Em 1973, a ditadura enfrentava um dos momentos de maior resistência mas também de maior violência. No campo e nas cidades os heróis guerrilheiros eram assassinados, e qualquer tipo de informação era censurada, inclusive grandes obras da música brasileira.
Foi neste momento histórico que Jards Macalé uniu ONU e MAM no Rio de Janeiro para “comemorar” os 25 anos da declaração universal dos direitos humanos (quer coisa mais subversiva para os militares que os direitos básicos de todo ser humano?). Ai nasceu o show histórico “Banquete dos Mendigos” com artistas como Edu Lobo, Raul Seixas, Paulinho da Viola, Chico Buarque, MP4, Gal Costa, Dominguinhos e muitos outros.
Entre as músicas do show, o escritor Ivan Junqueira declamou alguns dos diretos humanos contidos na carta da ONU, passando pelos tópicos da tortura e do exílio ao som de um plateia que demonstrava ódio e nojo a ditadura.
Os agentes da repressão souberam do evento, colocando policiais à paisana e censores dentro do show fazendo de tudo para que não houvesse uma gravação da apresentação.
Ao final da apresentação, o exército cercou com tanques o MAM tentando intimidar o público de 5 mil pessoas.
Os técnicos de som da apresentação conseguiram salvar as fitas da apresentação, sendo organizada um LP que foi lançado em seguida mas censurado. Somente em 1979, com muita ação de Jards Macalé e depois da abertura “lenta, gradual e segura”, o LP seria lançado.
A história do lendário Banquete dos Mendigos, é importante lembrar, é relativamente feliz. O material foi lançado e o show driblou a repressão. Quantos não seguiram a mesma história? Quantos artistas e materiais não se perderam para sempre?
Nesta semana em que o governo militar de Jair Bolsonaro finalmente passa a ser réu por uma parte de seus crimes é fundamental afirmar com toda certeza: o legado da ditadura militar, seu projeto nefasto e os parasitas militares, continua muito vivo. Sem anistia!
Saia de algum lugar e vá fazer alguma coisa, como por exemplo…
Ler um livro: Dicionário da História Social do Samba, de Nei Lopes e Luiz Antonio Simas
Um clássico essencial para entender a cultura brasileira, escrito pelas mãos talentosíssimas de Nei Lopes e Luiz Antonio Simas, vale sempre a revisita para não esquecermos jamais do que nos compõe como país. Sim, estamos emocionados.

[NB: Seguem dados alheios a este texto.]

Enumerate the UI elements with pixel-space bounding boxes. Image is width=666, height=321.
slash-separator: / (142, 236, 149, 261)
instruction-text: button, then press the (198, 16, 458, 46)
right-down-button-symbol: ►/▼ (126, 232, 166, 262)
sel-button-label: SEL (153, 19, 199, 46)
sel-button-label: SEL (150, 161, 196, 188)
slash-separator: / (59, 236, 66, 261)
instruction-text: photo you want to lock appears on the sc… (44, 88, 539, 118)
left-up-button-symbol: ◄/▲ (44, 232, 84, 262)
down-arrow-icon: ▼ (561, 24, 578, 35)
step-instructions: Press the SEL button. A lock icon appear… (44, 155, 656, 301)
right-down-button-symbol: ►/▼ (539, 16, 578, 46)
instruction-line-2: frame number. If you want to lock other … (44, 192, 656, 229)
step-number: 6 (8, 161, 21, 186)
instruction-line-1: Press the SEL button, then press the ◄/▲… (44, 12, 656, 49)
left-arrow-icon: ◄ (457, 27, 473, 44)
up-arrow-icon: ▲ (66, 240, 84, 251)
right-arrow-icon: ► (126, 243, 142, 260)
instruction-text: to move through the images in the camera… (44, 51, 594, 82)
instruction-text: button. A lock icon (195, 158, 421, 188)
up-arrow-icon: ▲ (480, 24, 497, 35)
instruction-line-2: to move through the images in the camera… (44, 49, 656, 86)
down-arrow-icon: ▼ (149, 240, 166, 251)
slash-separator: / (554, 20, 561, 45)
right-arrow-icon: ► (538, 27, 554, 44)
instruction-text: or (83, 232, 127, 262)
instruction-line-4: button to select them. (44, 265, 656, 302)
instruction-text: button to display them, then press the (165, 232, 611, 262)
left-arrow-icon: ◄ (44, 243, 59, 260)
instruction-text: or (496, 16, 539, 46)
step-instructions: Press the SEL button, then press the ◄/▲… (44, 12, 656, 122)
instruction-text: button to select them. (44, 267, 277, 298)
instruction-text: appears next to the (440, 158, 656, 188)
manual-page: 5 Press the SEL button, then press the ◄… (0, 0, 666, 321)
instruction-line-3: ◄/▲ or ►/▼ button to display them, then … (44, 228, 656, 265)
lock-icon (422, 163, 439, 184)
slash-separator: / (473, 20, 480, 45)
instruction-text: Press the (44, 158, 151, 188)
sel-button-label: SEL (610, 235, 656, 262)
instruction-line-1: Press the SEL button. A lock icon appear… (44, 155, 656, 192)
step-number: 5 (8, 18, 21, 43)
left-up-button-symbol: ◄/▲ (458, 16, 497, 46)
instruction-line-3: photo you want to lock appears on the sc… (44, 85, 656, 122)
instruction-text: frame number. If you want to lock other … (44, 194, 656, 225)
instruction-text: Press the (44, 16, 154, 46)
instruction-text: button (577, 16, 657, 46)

Assistir uma série: White Lotus, terceira temporada
Todo mundo que vive na internet sabe de White Lotus e provavelmente se engajou de alguma maneira com a série. Mas a recomendação aqui vai para a selecionadíssima trilha tailandesa da série, que foi compilada com algumas adições nesta playlist do Spotify.
Zine Design Musical do Brasil ─ 2ª edição
A 300noise fez uma nova impressão da zine DESIGN MUSICAL DO BRASIL.
São 50 cópias físicas do projeto gráfico que celebra e preserva logos de selos e gravadoras do Brasil durante o século passado. Nosso projeto envolveu busca por endereços desativados, digitalização de artes diretamente de discos de vinil e a descoberta de muito material perdido no fundo de sebos e armazéns.
Você pode pedir a sua por aqui!
Claro, disponibilizamos a versão digital em nosso site para você dar uma checada e compartilhar com geral.
Por último, os sons
The Magic Triangle - Trapo Casual
Jazz bem inventivo de uma banda nova que chegou para nós pelo Groover. Banda com membros de Canadá, Chile e Equador, tem muito potencial.
FBC, ogoin, Linguini, Nathan Moraes, Pepito - O que nos impede
União sinistra de nomes importantes de MG em um boombap bem feito. Infelizmente é um single solto, mas só do FBC estar na rima e ogoin completar no refrão já vale a pena ouvir
Hesse Kassel – La Brea
Debut da banda chilena que veio para acolher os órfãos do antigo Black Country, New Road. Um disco com diversas camadas, densidade, experimentações e uma boa dosagem de melancolia, sabendo explodir nos momentos certos. Discão do começo ao fim.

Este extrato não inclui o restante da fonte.